Ituri : insécurité à Djugu, plus de 200 mille personnes isolées et privées d’accès à l’assistance (OCHA)

par Redaction

La situation sécuritaire s’est fortement dégradée au cours des derniers jours dans le territoire de Djugu. Selon un rapport circonstancié de la coordination des affaires humanitaires, OCHA en RDC, entre le 11 et le 13 août, une série d’attaques menées par des groupes armés dans plusieurs villages, dont Iga Barrière, a fait sept civils morts et 13 blessés, selon les autorités locales et la société civile. Ces attaques ont notamment touché les sites de personnes déplacées de Lindji, Iga 1 et Mudhu.

Cette nouvelle flambée de violence est intervenue dans un contexte de détérioration continue du contexte sécuritaire depuis un mois. Depuis le 13 juillet, des attaques et affrontements impliquant divers groupes armés et les forces armées congolaises dans les zones de santé de Nizi, Linga, Fataki et Lita ont fait 47 morts et 33 blessés.

Cette organisation ajoute que plus d’une dizaine de civils ont été également enlevés au cours de ces incidents, selon la société civile et les autorités sanitaires locale. Des sources humanitaires rapportent qu’environ 82 800 personnes ont été déplacées entre mi-juillet et mi-août vers les zones de santé de Nizi, Lita, Bambu et Mangala. Plusieurs centaines de maisons ont été pillées et incendiées. Plus de 2 300 têtes de bétail auraient été pillées au cours de ces attaques.

L’accès aux services de base est gravement compromis dans les zones affectées. Dans la seule zone de santé de Nizi, neuf des 12 structures de santé sont rendus non-opérationnelles à cause des pillages, des incendies ou de la fuite du personnel médical. Des partenaires locaux rapportent que les populations déplacées se sont installées dans des écoles, des églises et autres bâtiments publics, perturbant les services et les activités dans les infrastructures vitales. L’acheminement de l’assistance humanitaire est également compromis.

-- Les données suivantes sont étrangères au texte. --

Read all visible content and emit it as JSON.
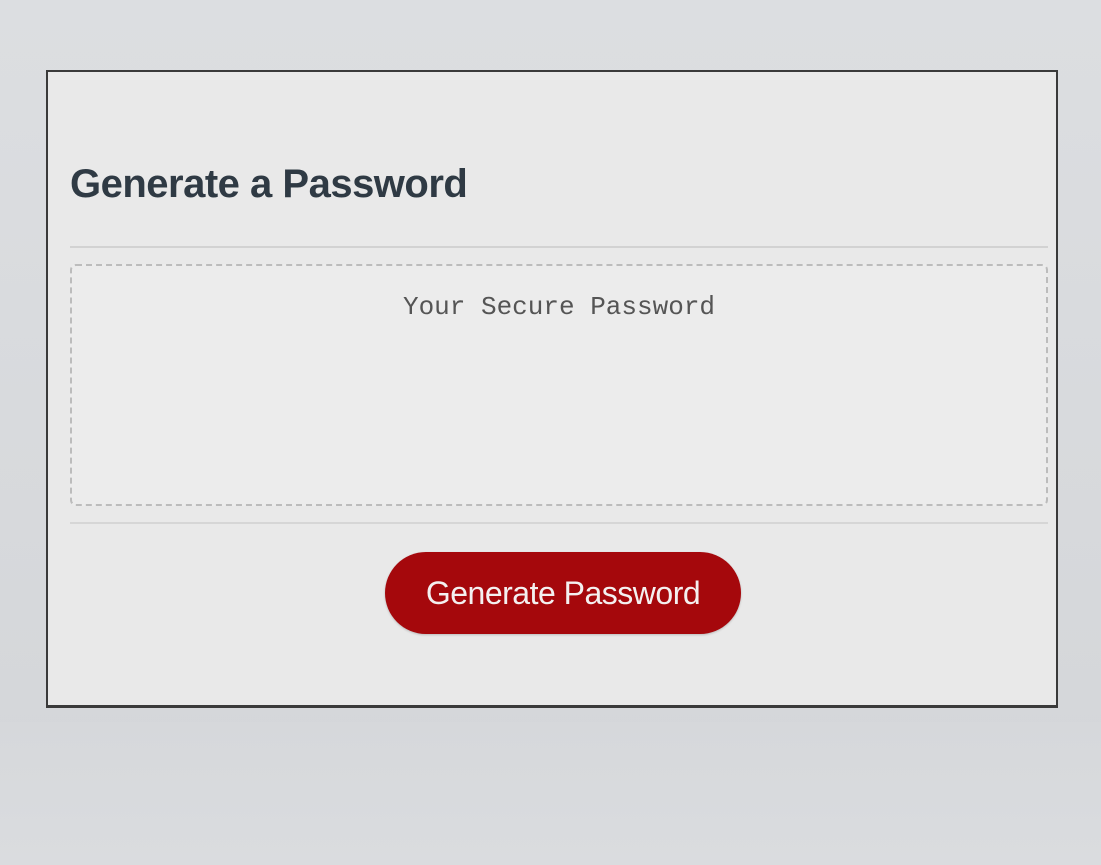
{
  "card": {
    "title": "Generate a Password"
  },
  "password": {
    "placeholder": "Your Secure Password",
    "value": ""
  },
  "actions": {
    "generate_label": "Generate Password"
  },
  "colors": {
    "accent": "#a5080c",
    "title": "#2f3a44",
    "card_background": "#e9e9e9"
  }
}
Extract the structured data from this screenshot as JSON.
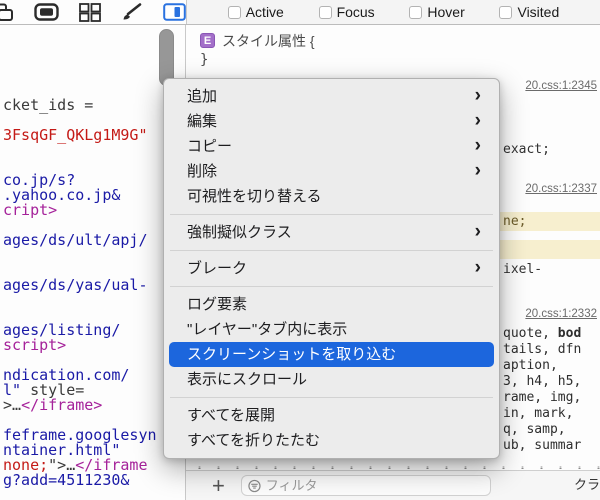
{
  "toolbar": {
    "icons": [
      "device-orientation-icon",
      "display-icon",
      "grid-layout-icon",
      "paintbrush-icon",
      "sidebar-toggle-icon"
    ],
    "checkboxes": [
      {
        "label": "Active",
        "checked": false
      },
      {
        "label": "Focus",
        "checked": false
      },
      {
        "label": "Hover",
        "checked": false
      },
      {
        "label": "Visited",
        "checked": false
      }
    ]
  },
  "code_panel": {
    "lines": [
      [
        {
          "t": "cket_ids =",
          "c": "d"
        }
      ],
      [],
      [
        {
          "t": "3FsqGF_QKLg1M9G\"",
          "c": "r"
        }
      ],
      [],
      [],
      [
        {
          "t": "co.jp/s?",
          "c": "b"
        }
      ],
      [
        {
          "t": ".yahoo.co.jp&",
          "c": "b"
        }
      ],
      [
        {
          "t": "cript>",
          "c": "p"
        }
      ],
      [],
      [
        {
          "t": "ages/ds/ult/apj/",
          "c": "b"
        }
      ],
      [],
      [],
      [
        {
          "t": "ages/ds/yas/ual-",
          "c": "b"
        }
      ],
      [],
      [],
      [
        {
          "t": "ages/listing/",
          "c": "b"
        }
      ],
      [
        {
          "t": "script>",
          "c": "p"
        }
      ],
      [],
      [
        {
          "t": "ndication.com/",
          "c": "b"
        }
      ],
      [
        {
          "t": "l\" ",
          "c": "b"
        },
        {
          "t": "style=",
          "c": "d"
        }
      ],
      [
        {
          "t": ">…",
          "c": "d"
        },
        {
          "t": "</iframe>",
          "c": "p"
        }
      ],
      [],
      [
        {
          "t": "feframe.googlesyn",
          "c": "b"
        }
      ],
      [
        {
          "t": "ntainer.html\"",
          "c": "b"
        }
      ],
      [
        {
          "t": "none;",
          "c": "r"
        },
        {
          "t": "\">…",
          "c": "d"
        },
        {
          "t": "</iframe",
          "c": "p"
        }
      ],
      [
        {
          "t": "g?add=4511230&",
          "c": "b"
        }
      ]
    ]
  },
  "styles_panel": {
    "rule_title_badge": "E",
    "rule_title": "スタイル属性 {",
    "rule_close": "}",
    "source_links": [
      "20.css:1:2345",
      "20.css:1:2337",
      "20.css:1:2332"
    ],
    "fragments": {
      "exact": "exact;",
      "ne": "ne;",
      "ixel": "ixel-"
    },
    "selector_lines": [
      [
        {
          "t": "quote, "
        },
        {
          "t": "bod",
          "b": true
        }
      ],
      [
        {
          "t": "tails, dfn"
        }
      ],
      [
        {
          "t": "aption,"
        }
      ],
      [
        {
          "t": "3, h4, h5,"
        }
      ],
      [
        {
          "t": "rame, img,"
        }
      ],
      [
        {
          "t": "in, mark,"
        }
      ],
      [
        {
          "t": "q, samp,"
        }
      ],
      [
        {
          "t": "ub, summar"
        }
      ]
    ],
    "bottom_bar": {
      "add_label": "+",
      "filter_placeholder": "フィルタ",
      "classes_label": "クラ"
    }
  },
  "context_menu": {
    "highlight_color": "#1c66dd",
    "items": [
      {
        "label": "追加",
        "submenu": true
      },
      {
        "label": "編集",
        "submenu": true
      },
      {
        "label": "コピー",
        "submenu": true
      },
      {
        "label": "削除",
        "submenu": true
      },
      {
        "label": "可視性を切り替える"
      },
      {
        "separator": true
      },
      {
        "label": "強制擬似クラス",
        "submenu": true
      },
      {
        "separator": true
      },
      {
        "label": "ブレーク",
        "submenu": true
      },
      {
        "separator": true
      },
      {
        "label": "ログ要素"
      },
      {
        "label": "\"レイヤー\"タブ内に表示"
      },
      {
        "label": "スクリーンショットを取り込む",
        "highlighted": true
      },
      {
        "label": "表示にスクロール"
      },
      {
        "separator": true
      },
      {
        "label": "すべてを展開"
      },
      {
        "label": "すべてを折りたたむ"
      }
    ]
  }
}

«la Route Nationale 27 (RN27), axe logistique principal pour les zones de Nizi, Fataki, Bambu, Mangala et Rethy, reste paralysée par les combats. En conséquence, environ 256 500 personnes se retrouvent isolées et privées d’accès à l’assistance humanitaire.», peut-on lire dans ce rapport parvenu ce vendredi, 15 Août à lavoixdelituri.net

Face à la détérioration rapide de la situation, OCHA appelle toutes les parties à prendre des mesures urgentes pour protéger les civils et faciliter l’acces humanitaire.

Des affrontements entre les FARDC et la rébellion de CRP se sont poursuivis ce jeudi, dans la chefferie des Bahema Baguru. L’armée parle de 12 éléments rebelles neutralisés au cours de ces échauffourées rassurant sa détermination à protéger la population civile. Face à ces échanges de tirs, plusieurs habitants ont pris aussi la direction de Bunia où ils vivent dans une précarité faute des vivres, non vivres et abris.